What Nova has is the notion of syntax injection. There are two ways to achieve this, only the first of which is documented.
- Template scopes: these essentially add their contents to any scope from a syntax (including external syntaxes included in it). By “any”, I mean “any”: unless your template scopes are also valid inside things like strings, comments etc., or their parsing rules are strictly context-free (not a thing in most programming languages), you will probably get template scope highlighting where you rather wouldn’t. This is the blunt instrument of injection; Nova uses it for HTML+ERB, Smarty, and PHP-HTML.
- Override collections: you can indicate that a collection should override a collection of the same name included in the parent scope by adding the undocumented
override="true"
attribute. Include your modified scopes before the original scopes in the override collection and Björn Stronginthearm is your uncle. This is the scalpel of injection; Nova uses it for CSS, JSX, LESS, Sass, SCSS, and TSX. A good way to get a grip on the basic concept is the LESS extension. It pulls from the CSS extension and has the advantage of being far more terse than the JS based grammars.
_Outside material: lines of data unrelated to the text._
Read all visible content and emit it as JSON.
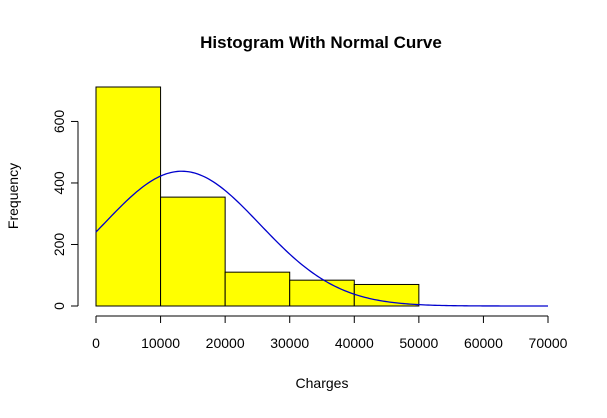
{
  "chart_data": {
    "type": "bar",
    "title": "Histogram With Normal Curve",
    "xlabel": "Charges",
    "ylabel": "Frequency",
    "bins": [
      {
        "start": 0,
        "end": 10000,
        "count": 712
      },
      {
        "start": 10000,
        "end": 20000,
        "count": 354
      },
      {
        "start": 20000,
        "end": 30000,
        "count": 110
      },
      {
        "start": 30000,
        "end": 40000,
        "count": 84
      },
      {
        "start": 40000,
        "end": 50000,
        "count": 70
      }
    ],
    "bar_color": "#ffff00",
    "bar_border_color": "#000000",
    "x_ticks": [
      0,
      10000,
      20000,
      30000,
      40000,
      50000,
      60000,
      70000
    ],
    "y_ticks": [
      0,
      200,
      400,
      600
    ],
    "xlim": [
      0,
      70000
    ],
    "ylim": [
      0,
      712
    ],
    "grid": false,
    "normal_curve": {
      "color": "#0000cd",
      "mean": 13270,
      "sd": 12110,
      "x_range": [
        0,
        70000
      ]
    }
  }
}
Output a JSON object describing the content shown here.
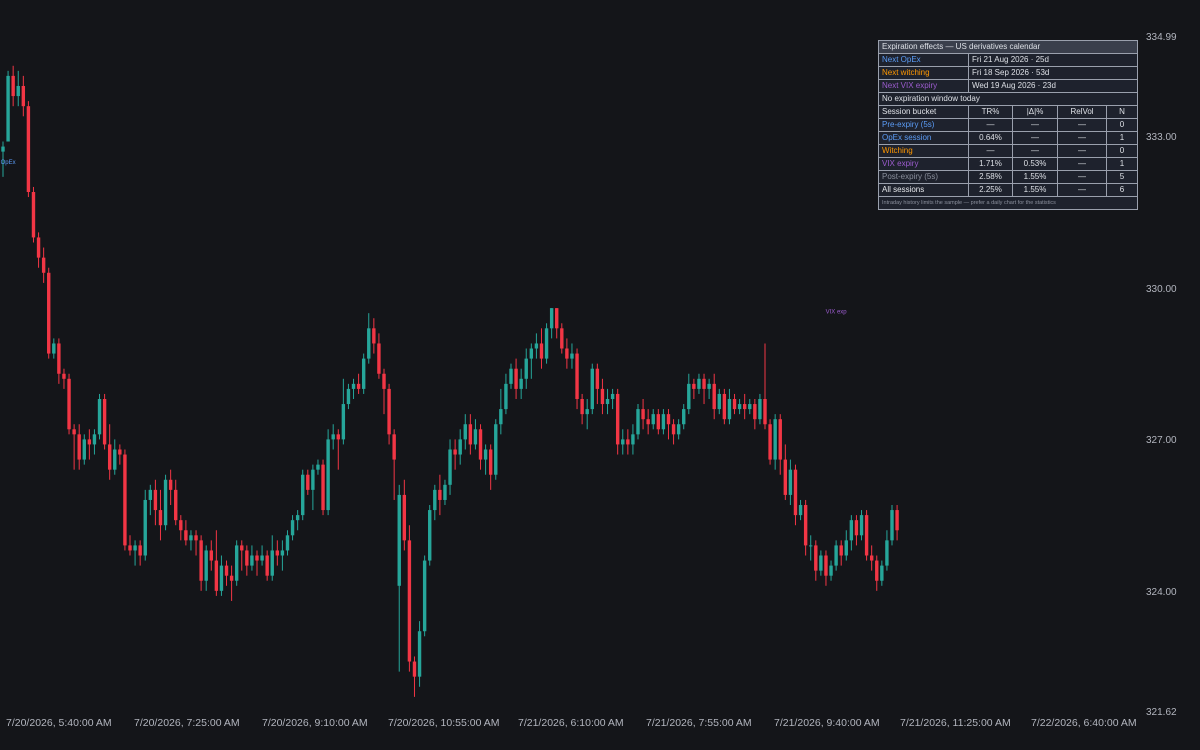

Note that including collections from a builtin extension leaves your extension at risk of breaking on any Nova update, as Panic are entirely free to change their names. The alternative is to clone the base syntax into your extension and to update it whenever it changes in Nova; your users might experience a period of feature drift between a Nova update and an extension update, but overall, I would say this is probably the better UX.